Mr. Musk also has supporters at the top of Silicon Valley, where many tech founders and investors have watched his unorthodox management of Twitter with excitement, not contempt. Mr. Musk’s confrontation with his critics, such as dissenting workers and skeptical journalists, could offer a future for tech leaders tired of ceding power to internal and external critics, the executives believe. model.

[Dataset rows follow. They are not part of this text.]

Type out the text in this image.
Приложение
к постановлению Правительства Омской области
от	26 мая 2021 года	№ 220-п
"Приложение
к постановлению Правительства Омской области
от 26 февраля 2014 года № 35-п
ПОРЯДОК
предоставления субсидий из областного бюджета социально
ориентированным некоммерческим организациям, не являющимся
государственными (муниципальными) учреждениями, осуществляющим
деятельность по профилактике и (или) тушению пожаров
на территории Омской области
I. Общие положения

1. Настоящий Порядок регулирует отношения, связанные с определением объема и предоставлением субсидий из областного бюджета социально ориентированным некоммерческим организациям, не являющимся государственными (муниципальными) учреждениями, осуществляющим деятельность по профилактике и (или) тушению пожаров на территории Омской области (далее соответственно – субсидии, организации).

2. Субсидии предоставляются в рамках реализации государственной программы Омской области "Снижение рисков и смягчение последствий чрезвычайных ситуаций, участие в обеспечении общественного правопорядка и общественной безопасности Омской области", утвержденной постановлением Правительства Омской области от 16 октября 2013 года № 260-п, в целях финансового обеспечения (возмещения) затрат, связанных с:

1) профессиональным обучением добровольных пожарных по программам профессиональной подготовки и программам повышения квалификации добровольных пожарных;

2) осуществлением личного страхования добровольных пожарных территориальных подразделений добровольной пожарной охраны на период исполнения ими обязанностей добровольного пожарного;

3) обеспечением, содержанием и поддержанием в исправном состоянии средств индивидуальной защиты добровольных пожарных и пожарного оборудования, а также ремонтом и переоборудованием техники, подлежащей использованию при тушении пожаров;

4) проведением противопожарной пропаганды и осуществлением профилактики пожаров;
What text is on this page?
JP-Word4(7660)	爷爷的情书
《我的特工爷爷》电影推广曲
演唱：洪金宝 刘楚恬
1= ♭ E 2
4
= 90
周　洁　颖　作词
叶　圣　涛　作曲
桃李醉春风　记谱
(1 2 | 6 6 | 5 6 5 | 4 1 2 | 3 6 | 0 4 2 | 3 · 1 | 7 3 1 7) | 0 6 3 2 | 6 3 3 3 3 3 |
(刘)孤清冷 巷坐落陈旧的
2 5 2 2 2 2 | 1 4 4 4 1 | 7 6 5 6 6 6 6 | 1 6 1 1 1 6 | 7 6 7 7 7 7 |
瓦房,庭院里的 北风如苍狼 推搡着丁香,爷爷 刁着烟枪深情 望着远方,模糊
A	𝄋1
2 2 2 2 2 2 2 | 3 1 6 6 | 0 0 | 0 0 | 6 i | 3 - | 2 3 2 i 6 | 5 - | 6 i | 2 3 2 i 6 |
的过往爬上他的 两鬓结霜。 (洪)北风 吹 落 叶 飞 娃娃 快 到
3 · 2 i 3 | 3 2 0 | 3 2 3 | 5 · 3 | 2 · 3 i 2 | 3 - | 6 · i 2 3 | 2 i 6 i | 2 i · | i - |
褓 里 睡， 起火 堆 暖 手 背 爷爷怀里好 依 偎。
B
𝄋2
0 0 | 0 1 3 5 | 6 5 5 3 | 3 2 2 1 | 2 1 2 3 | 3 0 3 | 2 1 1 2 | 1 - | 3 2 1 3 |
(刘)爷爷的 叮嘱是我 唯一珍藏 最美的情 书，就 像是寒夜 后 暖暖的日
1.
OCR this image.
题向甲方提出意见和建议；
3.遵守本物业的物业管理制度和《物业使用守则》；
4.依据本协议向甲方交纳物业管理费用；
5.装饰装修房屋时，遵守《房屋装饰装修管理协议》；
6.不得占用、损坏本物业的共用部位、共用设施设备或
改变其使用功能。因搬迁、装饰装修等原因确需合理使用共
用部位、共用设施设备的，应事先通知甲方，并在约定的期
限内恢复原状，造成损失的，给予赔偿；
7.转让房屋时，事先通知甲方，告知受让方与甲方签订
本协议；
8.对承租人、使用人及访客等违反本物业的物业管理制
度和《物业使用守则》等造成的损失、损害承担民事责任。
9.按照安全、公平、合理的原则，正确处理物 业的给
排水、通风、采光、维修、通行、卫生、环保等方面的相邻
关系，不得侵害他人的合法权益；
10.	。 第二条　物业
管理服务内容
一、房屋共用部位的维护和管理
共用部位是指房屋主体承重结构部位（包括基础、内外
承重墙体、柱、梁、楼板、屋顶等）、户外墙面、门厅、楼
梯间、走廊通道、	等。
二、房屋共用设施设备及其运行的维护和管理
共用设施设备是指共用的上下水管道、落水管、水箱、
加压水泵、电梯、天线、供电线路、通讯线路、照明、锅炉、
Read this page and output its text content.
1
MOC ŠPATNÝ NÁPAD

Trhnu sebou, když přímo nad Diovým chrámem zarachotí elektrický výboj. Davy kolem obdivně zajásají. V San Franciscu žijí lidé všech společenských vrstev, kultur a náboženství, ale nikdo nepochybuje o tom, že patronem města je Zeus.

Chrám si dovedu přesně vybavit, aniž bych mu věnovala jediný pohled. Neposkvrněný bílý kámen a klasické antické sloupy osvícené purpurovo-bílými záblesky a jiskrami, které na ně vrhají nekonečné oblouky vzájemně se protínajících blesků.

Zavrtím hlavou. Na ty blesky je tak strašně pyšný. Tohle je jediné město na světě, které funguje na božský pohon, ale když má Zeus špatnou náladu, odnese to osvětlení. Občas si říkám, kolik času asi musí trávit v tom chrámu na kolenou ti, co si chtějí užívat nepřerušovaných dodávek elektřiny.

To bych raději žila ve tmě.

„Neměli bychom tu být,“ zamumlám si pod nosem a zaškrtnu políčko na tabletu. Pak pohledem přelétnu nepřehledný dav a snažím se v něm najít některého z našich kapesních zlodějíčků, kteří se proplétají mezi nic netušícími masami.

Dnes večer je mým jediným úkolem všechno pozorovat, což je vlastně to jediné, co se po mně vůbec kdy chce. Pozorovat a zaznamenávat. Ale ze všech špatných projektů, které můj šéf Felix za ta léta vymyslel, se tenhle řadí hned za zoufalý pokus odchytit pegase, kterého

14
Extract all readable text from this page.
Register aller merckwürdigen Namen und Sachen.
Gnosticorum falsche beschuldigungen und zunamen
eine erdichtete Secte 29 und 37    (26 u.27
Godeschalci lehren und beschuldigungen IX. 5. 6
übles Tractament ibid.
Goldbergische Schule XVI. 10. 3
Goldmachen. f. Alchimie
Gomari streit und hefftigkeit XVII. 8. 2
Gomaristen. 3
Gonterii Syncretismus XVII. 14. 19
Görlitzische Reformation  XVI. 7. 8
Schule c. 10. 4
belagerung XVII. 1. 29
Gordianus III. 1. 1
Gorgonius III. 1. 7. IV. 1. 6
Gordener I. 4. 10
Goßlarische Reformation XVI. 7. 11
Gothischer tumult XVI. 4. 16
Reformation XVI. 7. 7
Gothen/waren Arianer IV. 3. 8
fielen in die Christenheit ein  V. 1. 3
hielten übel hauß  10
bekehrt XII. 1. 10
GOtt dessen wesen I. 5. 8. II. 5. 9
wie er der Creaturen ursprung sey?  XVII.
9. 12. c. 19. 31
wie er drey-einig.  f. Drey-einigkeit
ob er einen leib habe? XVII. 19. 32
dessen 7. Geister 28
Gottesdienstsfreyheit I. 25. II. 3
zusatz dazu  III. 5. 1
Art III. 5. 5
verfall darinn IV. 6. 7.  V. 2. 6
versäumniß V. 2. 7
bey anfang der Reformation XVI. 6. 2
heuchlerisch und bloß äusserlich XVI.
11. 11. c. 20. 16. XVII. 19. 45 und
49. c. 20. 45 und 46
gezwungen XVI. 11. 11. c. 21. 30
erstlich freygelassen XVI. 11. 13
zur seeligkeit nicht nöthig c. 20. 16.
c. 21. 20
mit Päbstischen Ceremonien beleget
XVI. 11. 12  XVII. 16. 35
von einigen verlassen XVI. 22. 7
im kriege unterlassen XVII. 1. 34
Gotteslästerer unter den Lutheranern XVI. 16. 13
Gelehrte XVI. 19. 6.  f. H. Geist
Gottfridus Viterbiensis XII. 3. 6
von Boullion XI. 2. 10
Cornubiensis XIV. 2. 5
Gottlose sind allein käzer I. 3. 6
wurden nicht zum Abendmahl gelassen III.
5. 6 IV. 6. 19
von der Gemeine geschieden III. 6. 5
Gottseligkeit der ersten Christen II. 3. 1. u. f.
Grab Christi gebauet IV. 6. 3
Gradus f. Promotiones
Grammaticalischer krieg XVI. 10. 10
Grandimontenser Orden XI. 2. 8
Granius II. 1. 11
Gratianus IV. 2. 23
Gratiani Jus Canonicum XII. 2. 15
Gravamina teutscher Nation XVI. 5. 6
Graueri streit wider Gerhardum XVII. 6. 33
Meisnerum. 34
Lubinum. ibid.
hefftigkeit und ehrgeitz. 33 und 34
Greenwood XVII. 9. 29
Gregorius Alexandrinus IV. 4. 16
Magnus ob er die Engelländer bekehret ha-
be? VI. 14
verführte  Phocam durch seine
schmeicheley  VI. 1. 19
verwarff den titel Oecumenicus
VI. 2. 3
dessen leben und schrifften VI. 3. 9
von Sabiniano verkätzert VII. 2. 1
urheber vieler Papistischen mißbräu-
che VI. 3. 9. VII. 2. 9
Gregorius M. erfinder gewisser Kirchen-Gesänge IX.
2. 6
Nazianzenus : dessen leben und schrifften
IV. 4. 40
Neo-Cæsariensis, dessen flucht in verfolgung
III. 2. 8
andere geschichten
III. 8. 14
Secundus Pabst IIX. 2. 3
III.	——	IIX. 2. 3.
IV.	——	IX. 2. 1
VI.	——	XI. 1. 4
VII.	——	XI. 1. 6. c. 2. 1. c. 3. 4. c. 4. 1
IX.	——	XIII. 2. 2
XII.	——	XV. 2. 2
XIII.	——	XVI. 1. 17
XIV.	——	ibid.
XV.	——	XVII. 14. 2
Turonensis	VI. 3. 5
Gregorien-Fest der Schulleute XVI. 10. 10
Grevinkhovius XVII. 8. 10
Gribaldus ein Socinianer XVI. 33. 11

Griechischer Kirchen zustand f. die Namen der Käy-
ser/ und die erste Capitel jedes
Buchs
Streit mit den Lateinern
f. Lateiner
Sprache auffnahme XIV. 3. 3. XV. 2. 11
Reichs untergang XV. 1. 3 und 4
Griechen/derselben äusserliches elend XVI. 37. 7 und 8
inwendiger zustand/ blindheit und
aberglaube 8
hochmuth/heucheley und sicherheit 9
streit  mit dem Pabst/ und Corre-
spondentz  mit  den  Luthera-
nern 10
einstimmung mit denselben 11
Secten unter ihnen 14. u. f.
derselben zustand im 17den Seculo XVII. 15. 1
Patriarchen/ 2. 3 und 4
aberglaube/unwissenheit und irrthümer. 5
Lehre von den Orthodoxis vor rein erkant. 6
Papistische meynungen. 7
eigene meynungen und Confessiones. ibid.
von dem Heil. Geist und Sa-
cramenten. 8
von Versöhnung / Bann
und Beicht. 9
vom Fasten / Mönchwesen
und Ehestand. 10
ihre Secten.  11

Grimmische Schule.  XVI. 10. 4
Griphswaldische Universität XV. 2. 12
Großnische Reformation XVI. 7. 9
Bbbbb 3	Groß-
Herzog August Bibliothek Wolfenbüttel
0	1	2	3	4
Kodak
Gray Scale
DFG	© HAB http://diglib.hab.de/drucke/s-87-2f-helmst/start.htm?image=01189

This week’s drama sparked a broader discussion about the role of social media platforms in determining which ideas circulate online. Mr. Musk, who did not respond to a request for comment, was a merry warrior in that debate; it prompted him this month to release so-called Twitter documents that he said shed light on Twitter’s past content moderation decisions.

One of Mr Musk’s reporters entrust With these documents, Bari Weiss, Say On Friday, she was upset by Twitter’s decision to suspend the journalist’s account.

“Twitter’s old system was governed by its whims and biases, and it certainly looks like the new system has the same problems,” said Ms. Weiss, a former opinion writer and editor for The Times and founder of an independent media site , freedom of the press. “I’m against both situations. I think journalists who cover stories of public importance should be reinstated.”

Mr. Musk appeared to take Ms. Weiss’s view seriously.exist twitter replyhe accused her of “sending virtue signals that you’re ‘good’ in the eyes of the media elite, allowing one foot to step into two worlds.”

It was unclear whether Mr. Musk would eventually change course and restore the suspended journalist’s account.friday mr musk ask His 121 million followers voted on when the account could be reinstated; as of Friday night, nearly 60% of respondents had chosen “now.” The count is set to run for several hours.

This week’s developments have some journalists wondering whether Twitter’s days as the media’s social platform of choice are numbered and whether journalists should consider other options.

Naturally, the discussion took place on Twitter, with Mr. Musk as active as ever. In a series of posts on Friday, Mr. Musk — who, like any proud media mogul, keeps a close eye on his platform — joked, defended his position and turned on his critics.He highlighted a user’s post claiming that Twitter now has “more attention, news and power than ever before,” replying Approval emoji with bull’s eye.

Citizen Musk seems to be having a good time.

Bernhard Warner with Kate Conger Contribution report.